Has devolution delivered enough for Ynys Mon? "Probably not," said Mr Owen. "But the expectations are too high.

"If you look at Parliament, it took hundreds of years to develop, where we are only talking 20 years. In the scale of history that's nothing."

Mr Owen said there was still some way to go to "convince people in north Wales that the assembly is for the whole of Wales, and that will take time".

He suggested the assembly could be brought to north Wales to meet for a couple of times a year.

"I do think there's a greater sense now of transport in the north getting back on the agenda, which is what we need," he said.

But if there was a referendum tomorrow the MP said he did not think the assembly would be "done away with" - "and that says a lot."

There are people who have jobs that can be directly linked to devolution.

Communities First was a flagship Welsh Government anti-poverty strategy that funded a series of groups across Wales, but is now being wound down.

Alun Roberts works for the group that received the cash in Anglesey - Mon Communities Forward - although it has diversified and is raising funds from other sources.

He voted Yes in 1997 because he felt "it was important that as a nation we took a bit more control over what happened in our country".

"One thing I've seen personally is that I've had quite a lot of interactions with key persons in Welsh Government, be it officials or the politicians themselves," he said, saying he felt "connected to the decision making process".

But has devolution shaped everyone's life on Anglesey? "No," he said.

"If you stood out in the street today and stopped most local people and asked them what difference devolution has made to them personally, they would struggle."

But he said that was fine, as long as the Welsh Government was meeting people's needs.

"When you've got people living on the breadline, below the breadline, they don't care who is running the country," he said.

Image caption,

Peter Rogers voted No in 1997 and has not changed his views

One of the 15,095 people on Anglesey who voted No was Peter Rogers. Now an independent councillor, he served as a Conservative AM in the first term of the assembly.

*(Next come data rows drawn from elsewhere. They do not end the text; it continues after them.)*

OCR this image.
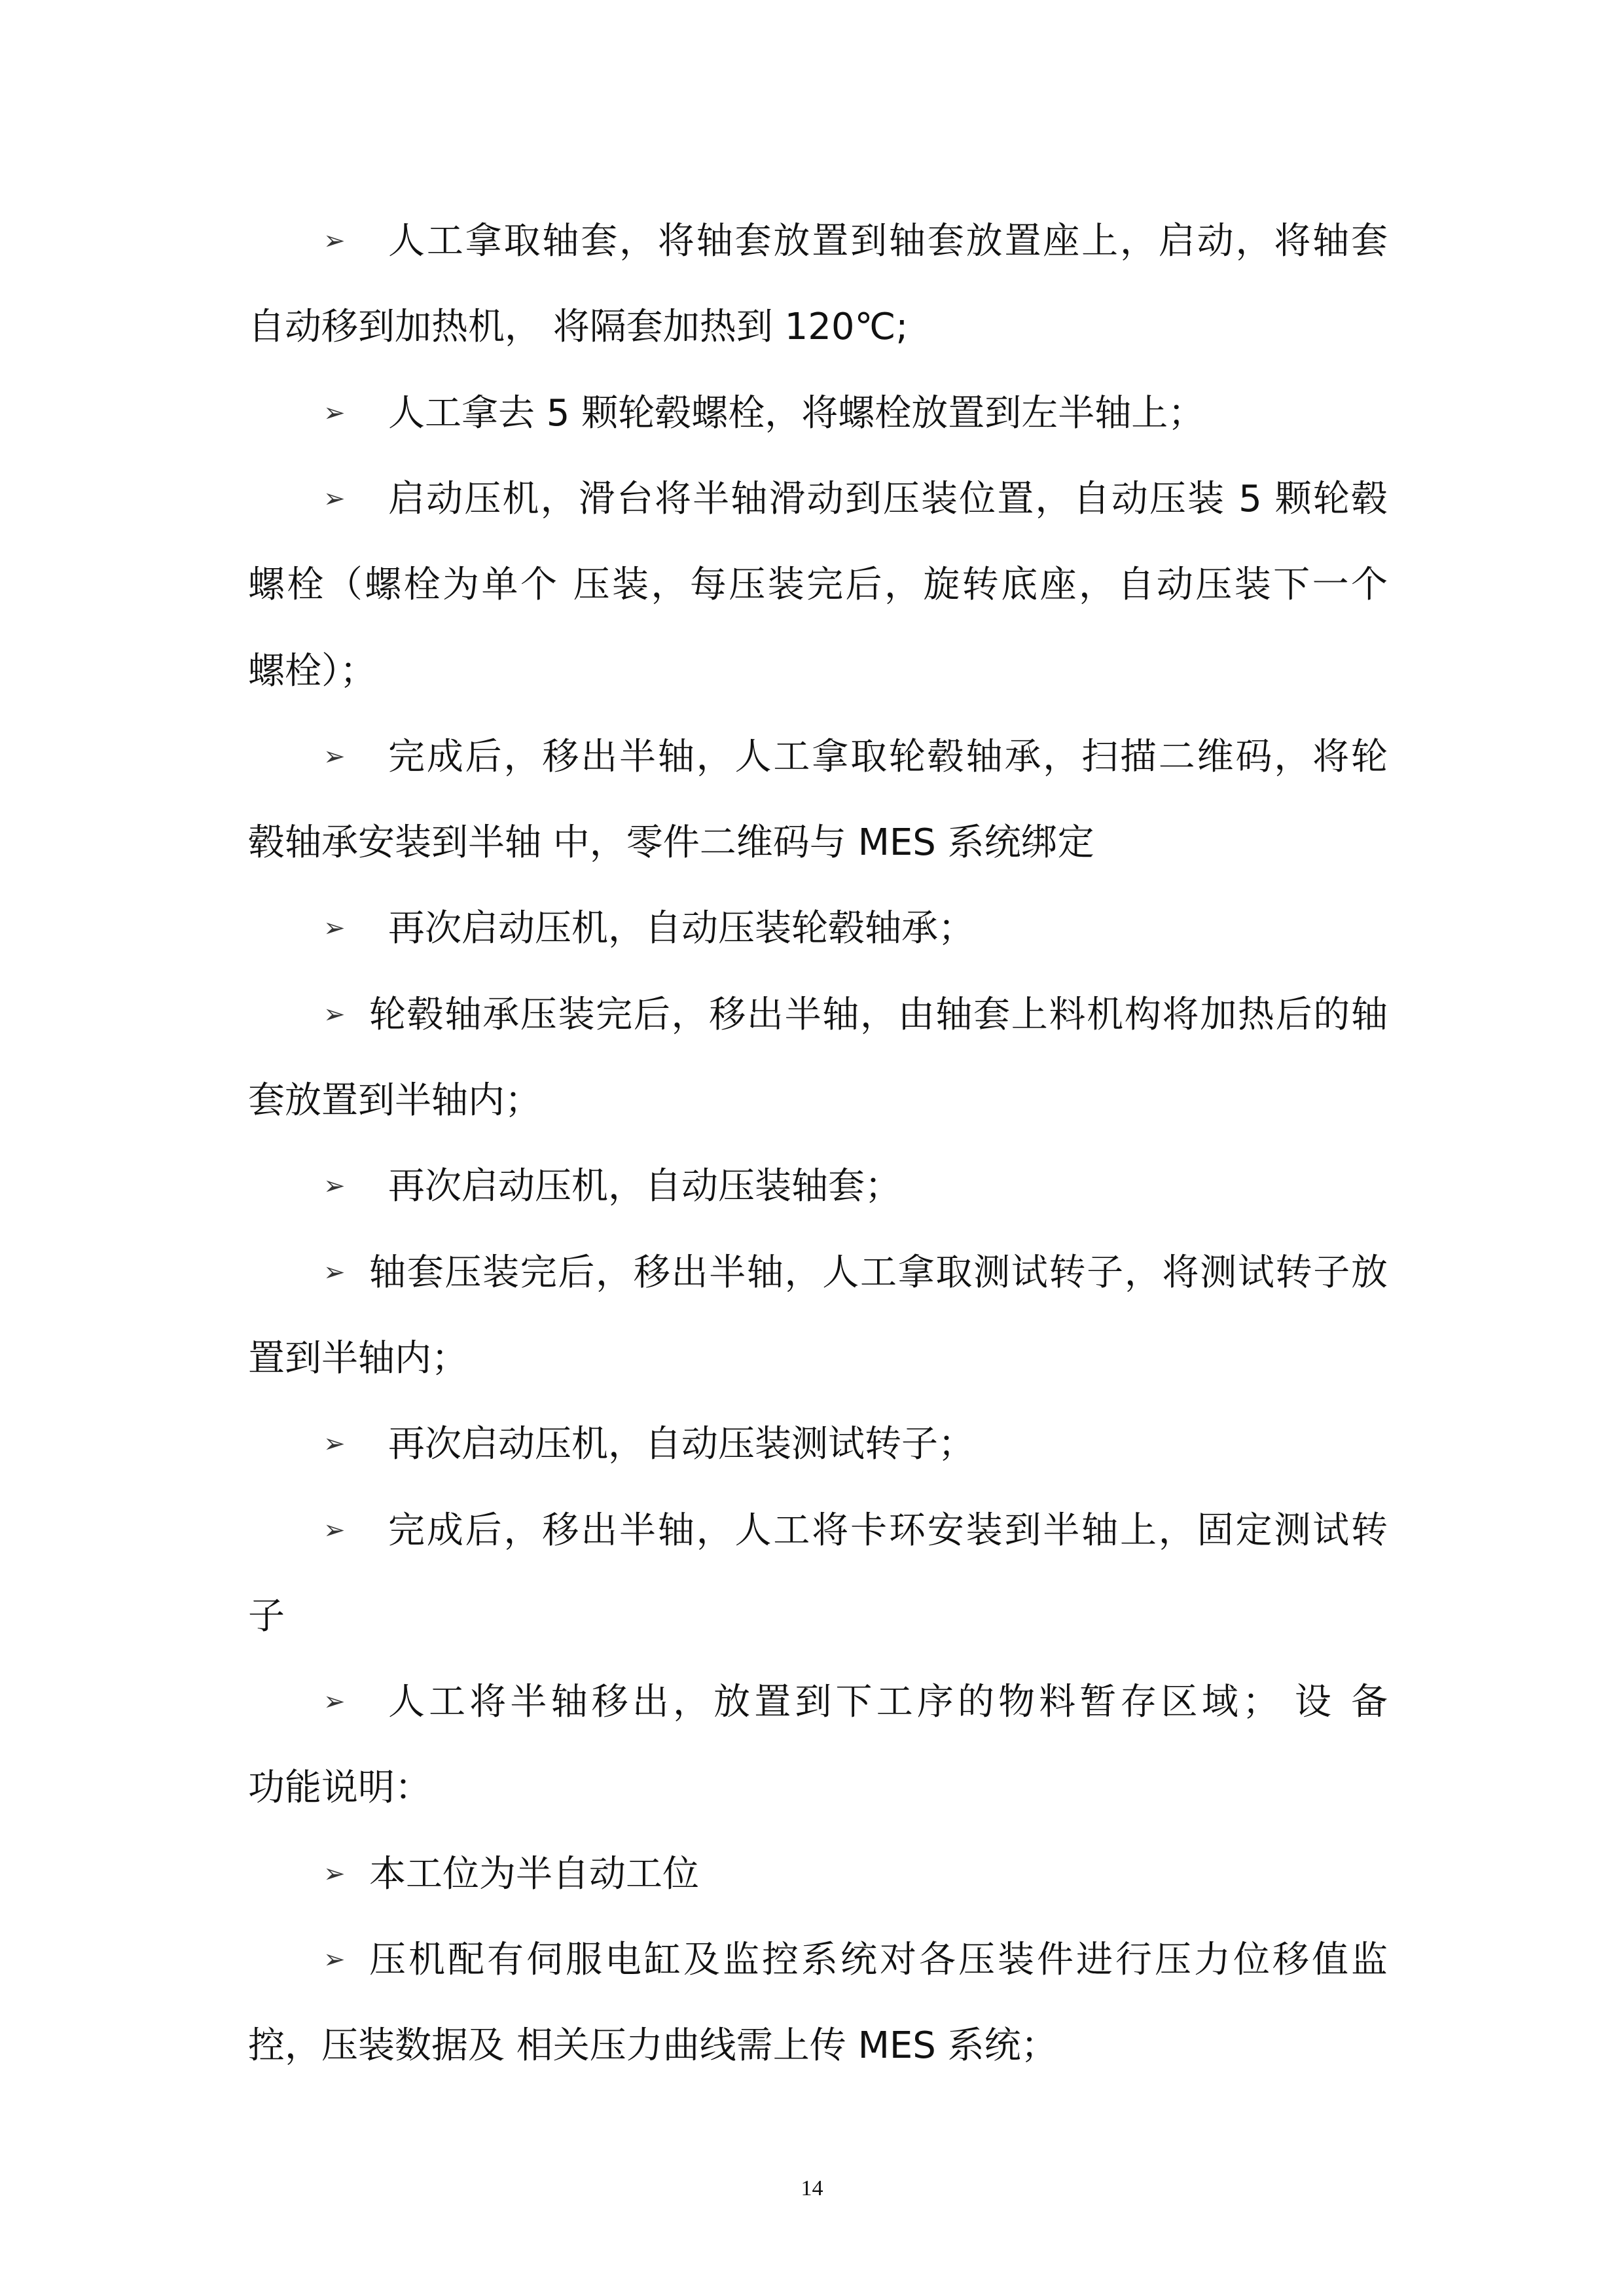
➢ 人工拿取轴套，将轴套放置到轴套放置座上，启动，将轴套
自动移到加热机， 将隔套加热到 120℃;
➢ 人工拿去 5 颗轮毂螺栓，将螺栓放置到左半轴上；
➢ 启动压机，滑台将半轴滑动到压装位置，自动压装 5 颗轮毂
螺栓（螺栓为单个 压装，每压装完后，旋转底座，自动压装下一个
螺栓）；
➢ 完成后，移出半轴，人工拿取轮毂轴承，扫描二维码，将轮
毂轴承安装到半轴 中，零件二维码与 MES 系统绑定
➢ 再次启动压机，自动压装轮毂轴承；
➢ 轮毂轴承压装完后，移出半轴，由轴套上料机构将加热后的轴
套放置到半轴内；
➢ 再次启动压机，自动压装轴套；
➢ 轴套压装完后，移出半轴，人工拿取测试转子，将测试转子放
置到半轴内；
➢ 再次启动压机，自动压装测试转子；
➢ 完成后，移出半轴，人工将卡环安装到半轴上，固定测试转
子
➢ 人工将半轴移出，放置到下工序的物料暂存区域； 设 备
功能说明：
➢ 本工位为半自动工位
➢ 压机配有伺服电缸及监控系统对各压装件进行压力位移值监
控，压装数据及 相关压力曲线需上传 MES 系统；
14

The farmer, from near Brynsiencyn, has not changed his views. "I couldn't see any sense in having a government that was going to be based in Cardiff," he said.

He said he was lucky to have had the chance to have been an AM, when he focused on the foot and mouth crisis, but he said Anglesey had been "forgotten".

"To be living in a lovely rural area, and to have deprivation - I've got villages here who are in the third generation of living off benefits," he said.

Would Anglesey be better off being ruled by London? "Gosh, yeah," he said.

"It's too far," he said of Cardiff. "You can be in London far easier."

That did not appear to be a view shared by Clare Price, who runs Clare's Shoes on Market Street in Holyhead - an area that had a revamp thanks in part to a Welsh Government project, allowing people to park outside the shops.

"In many ways it's been a good thing," Ms Price says of devolution.

"I don't understand enough about it all, if I'm honest, but when you look at some of the benefits, the Welsh Government were the ones that helped us open the street up," she said, also pointing to the introduction of free prescriptions.

But she also complained that a lot of "funding and jobs" was going to south Wales and Cardiff.

"We are lacking in jobs," she said. "The opportunities aren't here for the young."

Image caption,

Anwen McCann said people should be "realistic"

Another Market Street trader, Anwen McCann, of Gwynfair Antiques, said she had backed devolution in 1997.

"I can't see it has done us any harm.

"It probably has done us a little bit of good," she added, praising free prescriptions as something she had benefitted from.

She said people should be "realistic" about resources going to "bigger areas" of population in south Wales.

"There's more population down there," she said.